The story of making CODA, and writer-director Siân Heder’s quest to get it right; why CODA‘s upset Oscar win is also a win for Sundance; everyone please calm down please. All in today’s Movie News Rundown.
The Slap: We won’t add to the endless takes about this essentially sad moment. If you’d like a just-the-facts explanation of what happened, here it is. Oh, and as a quick aside, here’s a list of the Oscar winners.
All About CODA: The film seemed to some Oscar viewers to come out of nowhere. It didn’t. The film about a child of deaf parents (CODA) who wants to sing, but feels tied to their fishing business, is a remake of a French film, and is the product of intense research and commitment by writer-director Siân Heder. We talked with her last year about her determination to portray a Deaf family as accurately and fully as she could. She also won the trust of people in the Gloucester, Massachusetts fishing community to make sure she got their stories right, too. Her Oscar win for Best Adapted Screenplay and CODA‘s win for Best Picture are a great testament to the importance of research, especially when you tell stories about communities you don’t belong to.
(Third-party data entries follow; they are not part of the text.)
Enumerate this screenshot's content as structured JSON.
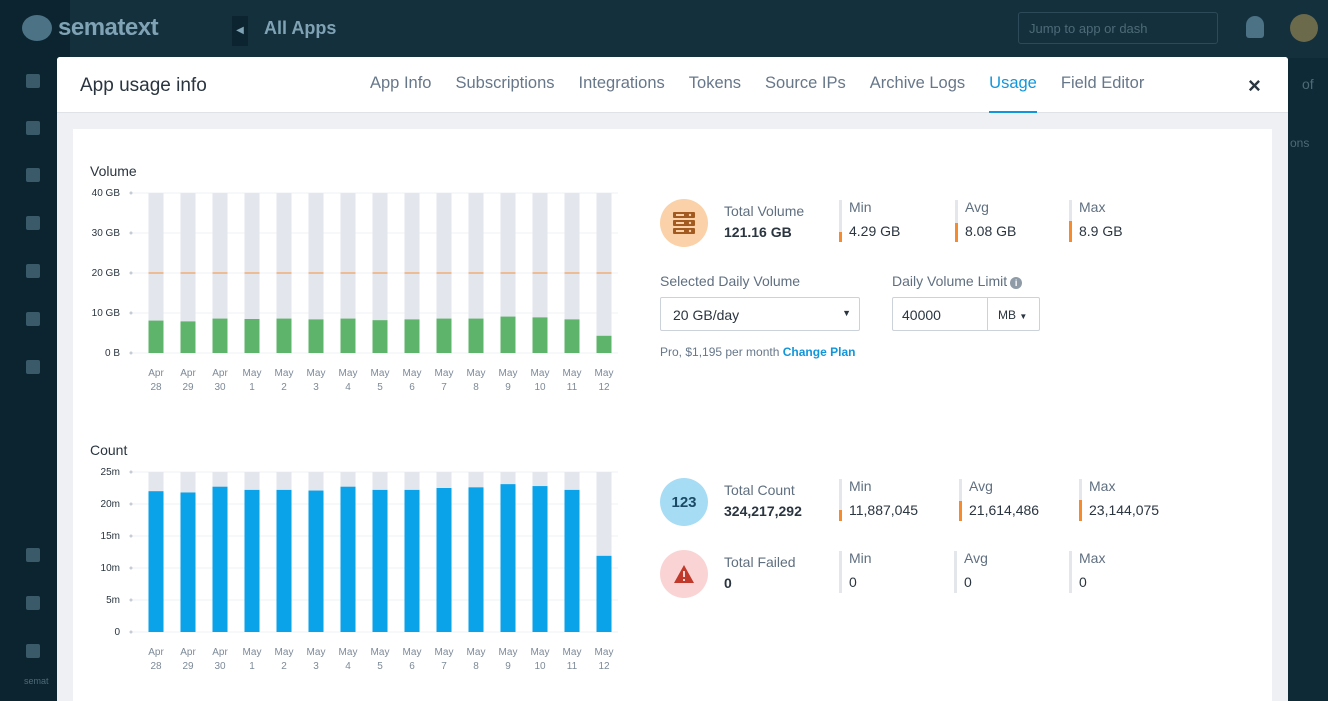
{
  "background": {
    "logo": "sematext",
    "page_title": "All Apps",
    "search_placeholder": "Jump to app or dash",
    "right_text": "of",
    "right_text2": "ons",
    "footer": "semat"
  },
  "modal": {
    "title": "App usage info",
    "tabs": [
      "App Info",
      "Subscriptions",
      "Integrations",
      "Tokens",
      "Source IPs",
      "Archive Logs",
      "Usage",
      "Field Editor"
    ],
    "active_tab": "Usage",
    "close_label": "×"
  },
  "colors": {
    "volume_bar": "#5db46a",
    "count_bar": "#0aa2e8",
    "bar_track": "#e3e6ec",
    "limit_line": "#f5a05a",
    "accent": "#1296db",
    "stat_marker": "#f58b2e"
  },
  "volume": {
    "label": "Volume",
    "stats": {
      "total_title": "Total Volume",
      "total_value": "121.16 GB",
      "min_label": "Min",
      "min_value": "4.29 GB",
      "min_level": 0.48,
      "avg_label": "Avg",
      "avg_value": "8.08 GB",
      "avg_level": 0.91,
      "max_label": "Max",
      "max_value": "8.9 GB",
      "max_level": 1.0
    },
    "icon": "server-icon",
    "selected_daily_label": "Selected Daily Volume",
    "selected_daily_value": "20 GB/day",
    "limit_label": "Daily Volume Limit",
    "limit_value": "40000",
    "limit_unit": "MB",
    "plan_text": "Pro, $1,195 per month",
    "change_plan": "Change Plan"
  },
  "count": {
    "label": "Count",
    "stats": {
      "total_title": "Total Count",
      "total_value": "324,217,292",
      "min_label": "Min",
      "min_value": "11,887,045",
      "min_level": 0.51,
      "avg_label": "Avg",
      "avg_value": "21,614,486",
      "avg_level": 0.93,
      "max_label": "Max",
      "max_value": "23,144,075",
      "max_level": 1.0
    },
    "icon_text": "123",
    "failed": {
      "total_title": "Total Failed",
      "total_value": "0",
      "min_label": "Min",
      "min_value": "0",
      "avg_label": "Avg",
      "avg_value": "0",
      "max_label": "Max",
      "max_value": "0"
    }
  },
  "chart_data": [
    {
      "type": "bar",
      "title": "Volume",
      "categories": [
        [
          "Apr",
          "28"
        ],
        [
          "Apr",
          "29"
        ],
        [
          "Apr",
          "30"
        ],
        [
          "May",
          "1"
        ],
        [
          "May",
          "2"
        ],
        [
          "May",
          "3"
        ],
        [
          "May",
          "4"
        ],
        [
          "May",
          "5"
        ],
        [
          "May",
          "6"
        ],
        [
          "May",
          "7"
        ],
        [
          "May",
          "8"
        ],
        [
          "May",
          "9"
        ],
        [
          "May",
          "10"
        ],
        [
          "May",
          "11"
        ],
        [
          "May",
          "12"
        ]
      ],
      "series": [
        {
          "values": [
            8.1,
            7.9,
            8.6,
            8.5,
            8.6,
            8.4,
            8.6,
            8.2,
            8.4,
            8.6,
            8.6,
            9.1,
            8.9,
            8.4,
            4.3
          ]
        }
      ],
      "y_ticks": [
        "0 B",
        "10 GB",
        "20 GB",
        "30 GB",
        "40 GB"
      ],
      "y_tick_values": [
        0,
        10,
        20,
        30,
        40
      ],
      "ylim": [
        0,
        40
      ],
      "limit_line": 20,
      "grid": true
    },
    {
      "type": "bar",
      "title": "Count",
      "categories": [
        [
          "Apr",
          "28"
        ],
        [
          "Apr",
          "29"
        ],
        [
          "Apr",
          "30"
        ],
        [
          "May",
          "1"
        ],
        [
          "May",
          "2"
        ],
        [
          "May",
          "3"
        ],
        [
          "May",
          "4"
        ],
        [
          "May",
          "5"
        ],
        [
          "May",
          "6"
        ],
        [
          "May",
          "7"
        ],
        [
          "May",
          "8"
        ],
        [
          "May",
          "9"
        ],
        [
          "May",
          "10"
        ],
        [
          "May",
          "11"
        ],
        [
          "May",
          "12"
        ]
      ],
      "series": [
        {
          "values": [
            22.0,
            21.8,
            22.7,
            22.2,
            22.2,
            22.1,
            22.7,
            22.2,
            22.2,
            22.5,
            22.6,
            23.1,
            22.8,
            22.2,
            11.9
          ]
        }
      ],
      "y_ticks": [
        "0",
        "5m",
        "10m",
        "15m",
        "20m",
        "25m"
      ],
      "y_tick_values": [
        0,
        5,
        10,
        15,
        20,
        25
      ],
      "ylim": [
        0,
        25
      ],
      "grid": true
    }
  ]
}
Emila Jones: Check out Margeaux Sippell’s terrific recent profile of CODA star Emilia Jones, who earned the role by learning American Sign Language and to sing her heart out.
Troy Kotsur: For me, his win for Best Supporting Actor was the highlight of the night — the award presentation was beautiful, from beginning to end.
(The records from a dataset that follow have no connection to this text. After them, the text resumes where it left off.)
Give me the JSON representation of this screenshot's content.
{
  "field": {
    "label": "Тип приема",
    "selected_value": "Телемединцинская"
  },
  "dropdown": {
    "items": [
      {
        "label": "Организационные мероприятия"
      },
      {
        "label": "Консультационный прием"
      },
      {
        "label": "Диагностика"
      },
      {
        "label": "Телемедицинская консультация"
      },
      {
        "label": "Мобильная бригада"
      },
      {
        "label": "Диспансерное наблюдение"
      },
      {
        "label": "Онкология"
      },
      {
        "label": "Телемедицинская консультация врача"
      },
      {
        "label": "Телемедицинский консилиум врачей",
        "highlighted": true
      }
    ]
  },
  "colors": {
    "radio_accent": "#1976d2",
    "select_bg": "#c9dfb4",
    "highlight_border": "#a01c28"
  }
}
Sundance: CODA‘s win is a huge win for the Sundance Film Festival, because it was the first film to premiere at Sundance and go on to win Best Picture. SiânHeder is very much a Sundance success story — her previous film Tallulah, a family comedy-drama, premiered there in 2016, and helped get her the job of remaking the 2014 French film La Famille Bélier. That remake became, you guessed it, CODA. I remember watching CODA in Los Angeles, during peak COVID, during 2021’s virtual Sundance, and being thrilled to see something so uplifting, that also earns every emotional moment. It dominated in Sundance’s awards that year, and Apple bought it for $25 million.
Maybe One Thing Though, About the Slap? It would be a shame if this goes down in history as Chris Rock’s most famous joke, because he’s one of the all-time best, and it’s one of his all-time worst. Maybe the salutes to Pulp Fiction and White Men Can’t Jump hypnotized him into believing we were in the ’90s, when a G.I. Jane joke made a lick of sense.
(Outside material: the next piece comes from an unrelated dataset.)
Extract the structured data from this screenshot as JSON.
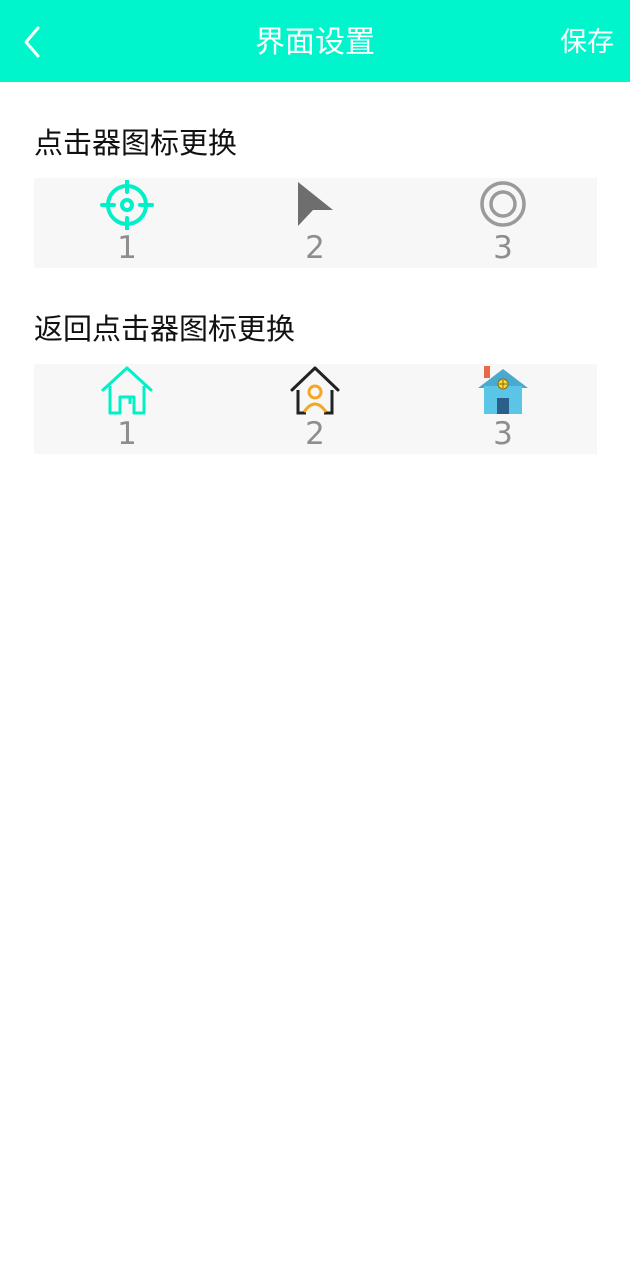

Another Thing About Siân Heder: Her research obsession didn’t start with CODA. She told us that when she was a writer for the prison dramedy Orange Is the New Black, she went so deep she learned how to make a toilet bomb.
Any Non-Oscar Stuff This Weekend? Yeah! The missus and I went to the very fun Boston Underground Film Festival at a theater — Cambridge’s The Brattle — that feels truly underground. Not just because of the esoteric movie posters and playbills on the walls, but because you descend a staircase off Harvard Square to get in, and then look out at the world aboveground. The festival is very smoothly run, impeccably curated, and totally unpretentious. We saw Hypochondriac, the impressive feature debut of Addison Heimann, starring Zach Villa, who is also going places.
So, Was It the Craziest Thing That’s Ever Happened at the Oscars? If you care about awards, I still think the Moonlight/La La Land mess-up of 2017 was worse, because so much had to go wrong for that to go wrong. One thing I found intriguing about The Slap is that I always assumed Oscar comedians cleared their jokes in advance with the other people in the Famous People Club™ and that clearly doesn’t seem to have been the case here.
What Is G.I Jane, Anyway: For our younger readers, it was a ’90s Demi Moore “issue” movie (see also A Few Good Men, Disclosure) in which she played a female solider who enlists in an elite unit where all the odds are against her. Her hair is very short in it. Ridley Scott directs, and you can kind of see him trying things out here that he would use again in 2001’s Black Hawk Down. I can’t remember if I’ve seen G.I. Jane or just saw the trailer and though, okay, got it. The film received not-great reviews and did just OK at the box office, which makes it all the weirder that anyone is still talking about.
Main Image: Emila Jones signing in CODA.